Determine the distance from the point $(1, 3, 2)$ to the intersection line of the planes $x + y + 2z = 1$ and $x – z = 2$.
That's what i did to solve the question:
First i determined the intersection of planes $x + y + 2 z = 1$ and $x – z = 2$.
Then i got that:
$x = -t$ and
$y = -1-3t$ and
$z = 2t$.
Now we can calculate the distance from point $A = (1,3,2)$ and line $(x,y,z) = (0,-1,0)+ t (-1,-3,2)$.
Then i used the formula $d=\frac{v\;\mathrm X\;pA}{|v|}$
I know that $pA = (1,4,2)$ but how about $|v \;\mathrm X\; pA|$? It's $(-14,4,-1)$ right?
So the distance will be $\sqrt \frac{213}{14}$ right?
Best Answer
Your method is correct, though it is noted in the comment you may have a slight algebra error. Here is another method, which requires some calculus but does not make use of a predetermined formula.
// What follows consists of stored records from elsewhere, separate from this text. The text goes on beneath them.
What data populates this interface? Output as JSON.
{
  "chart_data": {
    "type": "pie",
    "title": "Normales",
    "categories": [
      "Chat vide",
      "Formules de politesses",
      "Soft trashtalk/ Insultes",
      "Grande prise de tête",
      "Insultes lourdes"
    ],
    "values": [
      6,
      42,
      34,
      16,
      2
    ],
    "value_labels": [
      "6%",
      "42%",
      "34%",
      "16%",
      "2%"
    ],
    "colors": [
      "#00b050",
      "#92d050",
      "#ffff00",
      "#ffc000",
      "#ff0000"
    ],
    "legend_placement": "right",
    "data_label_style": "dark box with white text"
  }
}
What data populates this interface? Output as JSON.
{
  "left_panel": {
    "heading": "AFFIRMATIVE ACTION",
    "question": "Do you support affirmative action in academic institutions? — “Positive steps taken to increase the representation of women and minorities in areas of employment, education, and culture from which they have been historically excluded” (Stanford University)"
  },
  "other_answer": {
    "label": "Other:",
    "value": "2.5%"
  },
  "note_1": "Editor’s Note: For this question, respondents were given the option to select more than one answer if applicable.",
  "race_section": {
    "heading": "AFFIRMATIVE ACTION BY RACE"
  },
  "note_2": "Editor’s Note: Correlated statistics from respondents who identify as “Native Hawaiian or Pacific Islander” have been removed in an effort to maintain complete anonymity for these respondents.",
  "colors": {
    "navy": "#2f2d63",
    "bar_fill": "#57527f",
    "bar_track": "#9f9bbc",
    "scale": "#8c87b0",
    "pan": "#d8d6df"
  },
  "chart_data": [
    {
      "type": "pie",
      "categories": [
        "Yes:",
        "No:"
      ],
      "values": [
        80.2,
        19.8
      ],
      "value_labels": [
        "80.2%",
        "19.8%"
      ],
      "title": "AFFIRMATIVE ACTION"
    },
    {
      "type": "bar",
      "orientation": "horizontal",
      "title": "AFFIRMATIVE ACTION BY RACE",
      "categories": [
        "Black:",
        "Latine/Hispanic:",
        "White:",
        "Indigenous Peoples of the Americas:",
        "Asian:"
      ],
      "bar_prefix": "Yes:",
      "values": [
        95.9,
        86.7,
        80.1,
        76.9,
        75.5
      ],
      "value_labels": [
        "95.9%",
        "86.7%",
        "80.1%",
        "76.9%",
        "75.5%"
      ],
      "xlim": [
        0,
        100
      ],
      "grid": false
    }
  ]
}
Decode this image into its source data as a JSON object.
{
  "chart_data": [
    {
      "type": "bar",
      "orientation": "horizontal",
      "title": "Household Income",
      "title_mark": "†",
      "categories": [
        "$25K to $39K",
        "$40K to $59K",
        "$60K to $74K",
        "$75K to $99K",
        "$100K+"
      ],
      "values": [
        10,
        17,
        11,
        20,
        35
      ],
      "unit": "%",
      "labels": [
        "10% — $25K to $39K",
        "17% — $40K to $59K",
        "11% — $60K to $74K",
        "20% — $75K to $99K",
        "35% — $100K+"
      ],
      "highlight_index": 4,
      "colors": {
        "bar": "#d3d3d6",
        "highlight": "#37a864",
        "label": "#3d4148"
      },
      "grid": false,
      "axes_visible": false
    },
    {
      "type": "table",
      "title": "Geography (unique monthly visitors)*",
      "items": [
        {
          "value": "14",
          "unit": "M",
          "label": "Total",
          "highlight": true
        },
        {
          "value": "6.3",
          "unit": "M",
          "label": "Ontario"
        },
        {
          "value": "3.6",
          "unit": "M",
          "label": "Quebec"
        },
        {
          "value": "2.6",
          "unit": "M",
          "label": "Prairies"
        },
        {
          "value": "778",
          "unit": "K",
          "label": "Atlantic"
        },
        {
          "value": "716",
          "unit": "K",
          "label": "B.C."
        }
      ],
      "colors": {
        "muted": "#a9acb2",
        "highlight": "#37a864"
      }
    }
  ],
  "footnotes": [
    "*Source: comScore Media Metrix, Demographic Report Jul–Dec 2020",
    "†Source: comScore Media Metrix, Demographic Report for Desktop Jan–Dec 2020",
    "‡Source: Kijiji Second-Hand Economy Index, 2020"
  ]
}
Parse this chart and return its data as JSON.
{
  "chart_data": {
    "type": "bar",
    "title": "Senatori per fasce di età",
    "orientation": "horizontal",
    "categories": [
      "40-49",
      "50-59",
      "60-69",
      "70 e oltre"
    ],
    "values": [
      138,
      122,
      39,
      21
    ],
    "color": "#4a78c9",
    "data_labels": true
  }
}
You have correctly identified that you wish to compute the distance from the point $p=(1,3,2)$ to the line $$ L(t)=(-t,-1-3\,t,2\,t) $$ The distance from $p$ to the point $L(t)$ is given by the function $$ \DeclareMathOperator{dist}{dist}\dist(t)=\sqrt{(1+t)^2+(4+3\,t)^2+(2-2\,t)^2} $$ so we need only minimize $\dist(t)$. But, since $\dist(t)$ and $D(t)=\dist(t)^2$ share critical points, we can instead minimize $D(t)$ which is easier.
To do so, note that \begin{align*} D^\prime(t) &= 2\,(1+t)+2\,(4+3\,t)(3)+2\,(2-2\,t)(-2) \\ &= 28\,t+18 \\ D^{\prime\prime}(t) &= 28 \end{align*} This implies that the (global) maximum of $D(t)$ and hence $\dist(t)$ occurs at $t=-9/14$. Our answer is then $$ \dist\left(-\frac{9}{14}\right)=\sqrt{\frac{213}{14}} $$